Just to prove that i am over my ex
Because according to society constantly talking about him or obsessing on the issue means i haven't moved on.
Truth is i have, its been over a year and i did end the relationship myself, even though it was hard, i finally got to a place where i can say i am rid of him.
so here it goes, if i could say things to him today here what i would say.
I cant believe i stayed with you for 6years even with all the physical abuse and the disgrace
i cant believe i stayed with you even though i knew we were both AS
I cant believe i talked myself into marrying you damn the consequences of both our families
I cant believe i justified the times you hit me, the times you embarrassed me in front of people
I cant believe you had the guts to still be the perfect boyfriend, to still sacrifice for me, to still do things that confused the hell outta me and made me believe you had changed.
I cant believe that after 6years of being the best girlfriend, your best friend, your pseudo-wife, standing by you through thick and thin, you cheated
I still cant believe that you cheated
I still cant believe that after 6years together you betrayed me,
not just our love but our friendship
I cant believe i almost went back to you after you cheated
I cant believe that i left you after the cheating and you went back to her and you are still with her 1year after
Most of all i cannot believe that even after all this, you still wanted to be friends
I cannot believe that i still let you use me, calling me to help u write cover letters for interviews and i obliged after all that happened
i also cannot believe i pretended to be alright with being friends with you this past year
the skype calls, phone calls you made, bbm conversations talking about our lives and where we were at,
trying to salvage the friendship that supposedly lay under our relationship.

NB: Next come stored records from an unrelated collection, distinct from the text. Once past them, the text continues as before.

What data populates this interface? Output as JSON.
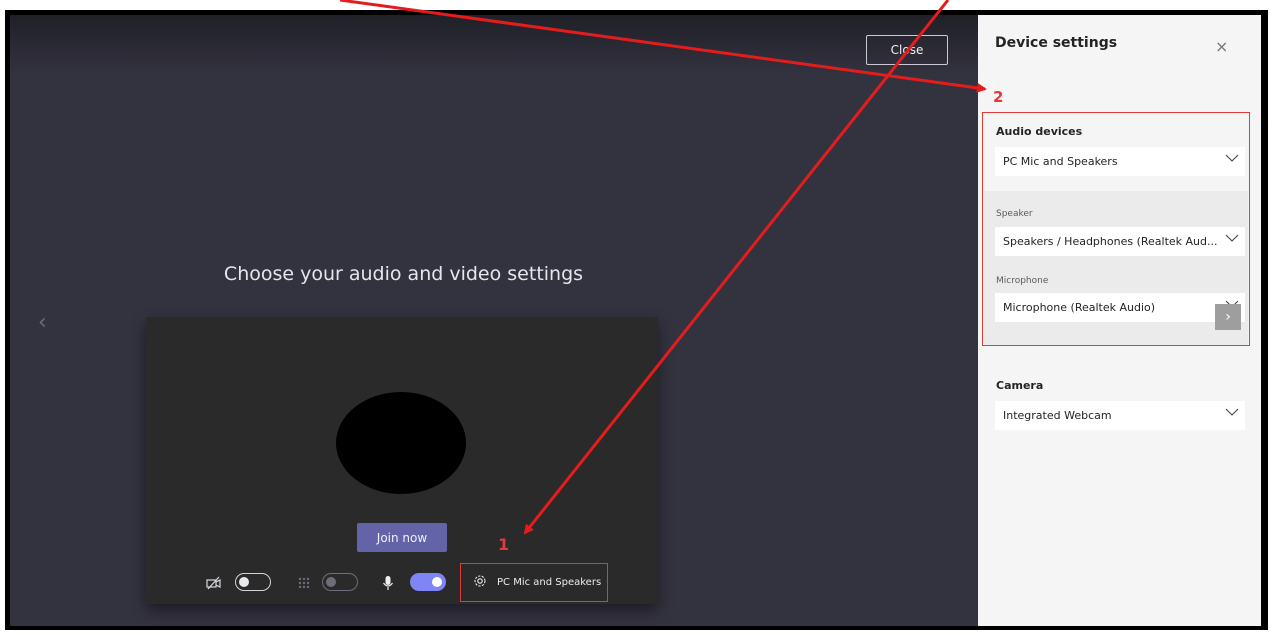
{
  "main": {
    "close_label": "Close",
    "title": "Choose your audio and video settings",
    "join_label": "Join now",
    "audio_device_label": "PC Mic and Speakers",
    "annotation_1": "1"
  },
  "panel": {
    "title": "Device settings",
    "annotation_2": "2",
    "audio_devices_label": "Audio devices",
    "audio_devices_value": "PC Mic and Speakers",
    "speaker_label": "Speaker",
    "speaker_value": "Speakers / Headphones (Realtek Aud...",
    "microphone_label": "Microphone",
    "microphone_value": "Microphone (Realtek Audio)",
    "camera_label": "Camera",
    "camera_value": "Integrated Webcam"
  },
  "controls": {
    "camera_on": false,
    "background_blur_on": false,
    "mic_on": true
  },
  "colors": {
    "accent": "#6264a7",
    "toggle_on": "#7f85f5",
    "annotation_red": "#e03a3a"
  }
}
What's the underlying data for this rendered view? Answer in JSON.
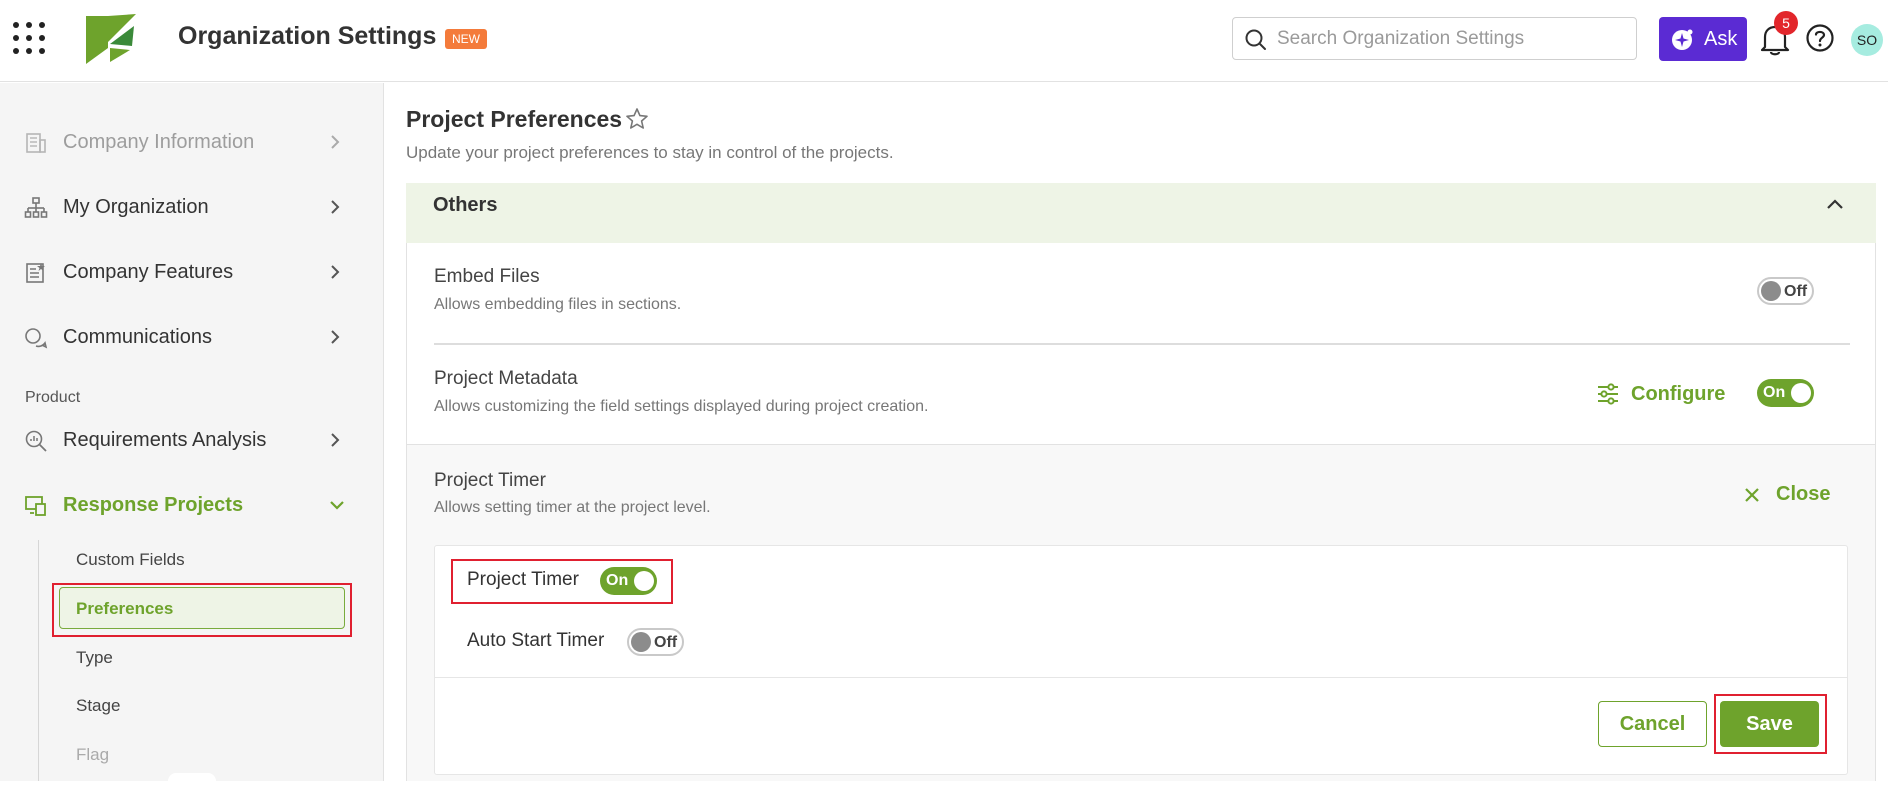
{
  "header": {
    "app_title": "Organization Settings",
    "new_badge": "NEW",
    "search_placeholder": "Search Organization Settings",
    "ask_label": "Ask",
    "notification_count": "5",
    "avatar_initials": "SO"
  },
  "sidebar": {
    "items": [
      {
        "label": "Company Information",
        "icon": "building-icon",
        "state": "disabled"
      },
      {
        "label": "My Organization",
        "icon": "org-chart-icon"
      },
      {
        "label": "Company Features",
        "icon": "features-list-icon"
      },
      {
        "label": "Communications",
        "icon": "chat-bubbles-icon"
      }
    ],
    "section_product": "Product",
    "product_items": [
      {
        "label": "Requirements Analysis",
        "icon": "search-analysis-icon"
      },
      {
        "label": "Response Projects",
        "icon": "projects-icon",
        "state": "active-expanded"
      }
    ],
    "sub_items": {
      "custom_fields": "Custom Fields",
      "preferences": "Preferences",
      "type": "Type",
      "stage": "Stage",
      "flag": "Flag"
    }
  },
  "main": {
    "title": "Project Preferences",
    "subtitle": "Update your project preferences to stay in control of the projects.",
    "section": "Others",
    "rows": {
      "embed_files": {
        "title": "Embed Files",
        "desc": "Allows embedding files in sections.",
        "toggle": "Off"
      },
      "project_metadata": {
        "title": "Project Metadata",
        "desc": "Allows customizing the field settings displayed during project creation.",
        "configure": "Configure",
        "toggle": "On"
      },
      "project_timer": {
        "title": "Project Timer",
        "desc": "Allows setting timer at the project level.",
        "close": "Close"
      }
    },
    "timer_options": {
      "project_timer": {
        "label": "Project Timer",
        "toggle": "On"
      },
      "auto_start": {
        "label": "Auto Start Timer",
        "toggle": "Off"
      }
    },
    "cancel": "Cancel",
    "save": "Save"
  },
  "colors": {
    "accent_green": "#6ea32c",
    "ask_purple": "#5b2bd3",
    "new_orange": "#f47b3b",
    "badge_red": "#e2262b",
    "highlight_red": "#e02030"
  }
}
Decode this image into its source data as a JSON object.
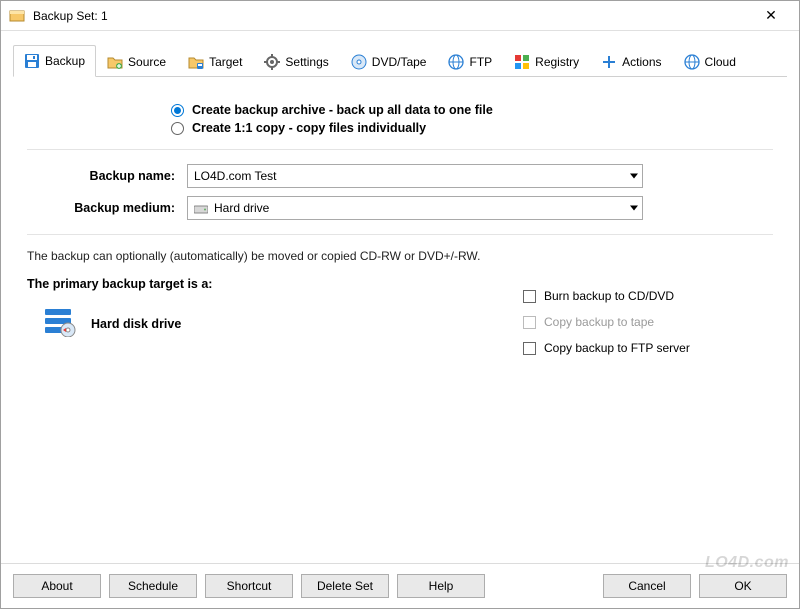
{
  "window": {
    "title": "Backup Set: 1"
  },
  "tabs": {
    "backup": "Backup",
    "source": "Source",
    "target": "Target",
    "settings": "Settings",
    "dvdtape": "DVD/Tape",
    "ftp": "FTP",
    "registry": "Registry",
    "actions": "Actions",
    "cloud": "Cloud"
  },
  "radios": {
    "archive": "Create backup archive - back up all data to one file",
    "copy": "Create 1:1 copy - copy files individually"
  },
  "form": {
    "name_label": "Backup name:",
    "name_value": "LO4D.com Test",
    "medium_label": "Backup medium:",
    "medium_value": "Hard drive"
  },
  "note": "The backup can optionally (automatically) be moved or copied CD-RW or DVD+/-RW.",
  "primary": {
    "label": "The primary backup target is a:",
    "value": "Hard disk drive"
  },
  "options": {
    "burn": "Burn backup to CD/DVD",
    "tape": "Copy backup to tape",
    "ftp": "Copy backup to FTP server"
  },
  "buttons": {
    "about": "About",
    "schedule": "Schedule",
    "shortcut": "Shortcut",
    "deleteset": "Delete Set",
    "help": "Help",
    "cancel": "Cancel",
    "ok": "OK"
  },
  "watermark": "LO4D.com"
}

i cant believe i tried to be the bigger person by being the girl that could handle being friends and discussing your relationship with the girl you cheated on me with, smiling and being the close friend after everything you did to me.
what i can believe though is this
that here i am 13months after you, stronger, hotter, way ahead in life, experienced, not so trusting but still with a heart full of love waiting for the right person, and i am finally DONE with your trifling ass
I can finally believe that, that person isnt YOU!